Ieri mattina gli agenti della Squadra Mobile di Crotone hanno eseguito l’arresto. La donna si trovava ancora a casa sua, a Isola Capo Rizzuto, e non ha opposto resistenza. Dopo le formalità è stata portata nel carcere della città.
La comunità sotto choc, i segnali ignorati
La notizia ha lasciato sgomenti i residenti del piccolo paese calabrese. Qualcuno, come una vicina di casa, ha detto: “Sembrava una famiglia come tante, non avremmo mai immaginato”. Ma gli operatori sociali sottolineano che segnali di disagio c’erano eccome: assenze scolastiche ingiustificate, atteggiamenti chiusi, difficoltà a relazionarsi.
Proprio i servizi sociali locali hanno giocato un ruolo chiave nell’avviare le indagini. “Abbiamo ascoltato i bambini con pazienza, cercando di capire cosa stava succedendo”, ha spiegato una delle assistenti sociali coinvolte. Solo dopo diversi incontri i piccoli hanno trovato il coraggio di raccontare cosa accadeva in casa.
Giustizia lenta ma necessaria
Il procedimento è stato lungo e complesso, con perizie psicologiche, audizioni protette e consulenze tecniche. Gli esperti nominati dal tribunale hanno confermato la veridicità dei racconti e la gravità delle ferite psicologiche. “Sono storie che segnano per tutta la vita”, ha ammesso uno degli psicologi forensi.

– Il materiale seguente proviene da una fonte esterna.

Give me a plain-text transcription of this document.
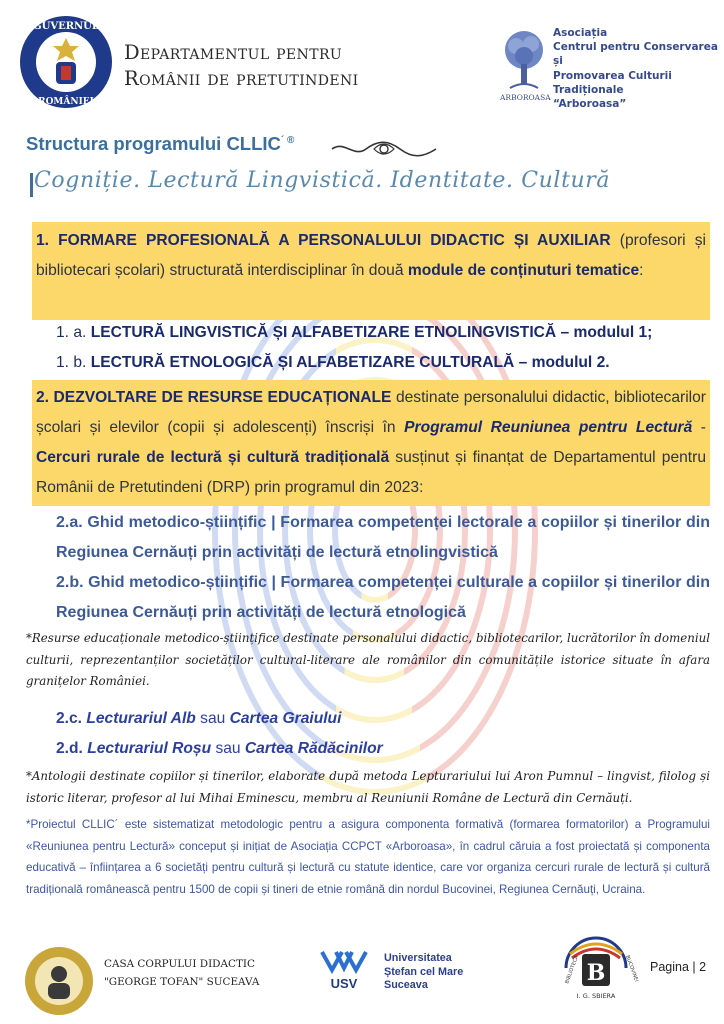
GUVERNUL
ROMÂNIEI
Departamentul pentru
Românii de pretutindeni
ARBOROASA
Asociația
Centrul pentru Conservarea și
Promovarea Culturii
Tradiționale
“Arboroasa”
Structura programului CLLIC´ ®
Cogniție. Lectură Lingvistică. Identitate. Cultură
1. FORMARE PROFESIONALĂ A PERSONALULUI DIDACTIC ȘI AUXILIAR (profesori și bibliotecari școlari) structurată interdisciplinar în două module de conținuturi tematice:
1. a. LECTURĂ LINGVISTICĂ ȘI ALFABETIZARE ETNOLINGVISTICĂ – modulul 1;
1. b. LECTURĂ ETNOLOGICĂ ȘI ALFABETIZARE CULTURALĂ – modulul 2.
2. DEZVOLTARE DE RESURSE EDUCAȚIONALE destinate personalului didactic, bibliotecarilor școlari și elevilor (copii și adolescenți) înscriși în Programul Reuniunea pentru Lectură - Cercuri rurale de lectură și cultură tradițională susținut și finanțat de Departamentul pentru Românii de Pretutindeni (DRP) prin programul din 2023:
2.a. Ghid metodico-științific | Formarea competenței lectorale a copiilor și tinerilor din Regiunea Cernăuți prin activități de lectură etnolingvistică
2.b. Ghid metodico-științific | Formarea competenței culturale a copiilor și tinerilor din Regiunea Cernăuți prin activități de lectură etnologică
*Resurse educaționale metodico-științifice destinate personalului didactic, bibliotecarilor, lucrătorilor în domeniul culturii, reprezentanților societăților cultural-literare ale românilor din comunitățile istorice situate în afara granițelor României.
2.c. Lecturariul Alb sau Cartea Graiului
2.d. Lecturariul Roșu sau Cartea Rădăcinilor
*Antologii destinate copiilor și tinerilor, elaborate după metoda Lepturariului lui Aron Pumnul – lingvist, filolog și istoric literar, profesor al lui Mihai Eminescu, membru al Reuniunii Române de Lectură din Cernăuți.
*Proiectul CLLIC´ este sistematizat metodologic pentru a asigura componenta formativă (formarea formatorilor) a Programului «Reuniunea pentru Lectură» conceput și inițiat de Asociația CCPCT «Arboroasa», în cadrul căruia a fost proiectată și componenta educativă – înființarea a 6 societăți pentru cultură și lectură cu statute identice, care vor organiza cercuri rurale de lectură și cultură tradițională românească pentru 1500 de copii și tineri de etnie română din nordul Bucovinei, Regiunea Cernăuți, Ucraina.
CASA CORPULUI DIDACTIC
"GEORGE TOFAN" SUCEAVA	USV
Universitatea
Ștefan cel Mare
Suceava	B
BIBLIOTECA	BUCOVINEI
I. G. SBIERA
Pagina | 2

La donna non ha mai ammesso le sue colpe. Durante il processo si è sempre dichiarata innocente, sostenendo che le accuse fossero fraintendimenti o esagerazioni. Ma la corte ha ritenuto le prove “gravi, precise e concordanti”.
Il futuro dei bambini e l’importanza della rete di protezione
I figli sono stati affidati da tempo a una struttura protetta. Seguiti da psicologi e assistenti sociali, stanno affrontando un percorso difficile ma indispensabile. “Ci vorrà tempo – dice un operatore – ma lavoriamo perché possano tornare a vivere con serenità”.
Questo caso riporta sotto i riflettori l’urgenza di rafforzare i controlli e l’aiuto alle famiglie in difficoltà. A Isola Capo Rizzuto, come in tanti altri piccoli centri, i servizi sociali sono spesso l’unico scudo contro gli abusi. Una storia che lascia molte domande aperte e un monito chiaro: non si deve mai abbassare la guardia quando si tratta di proteggere i più fragili.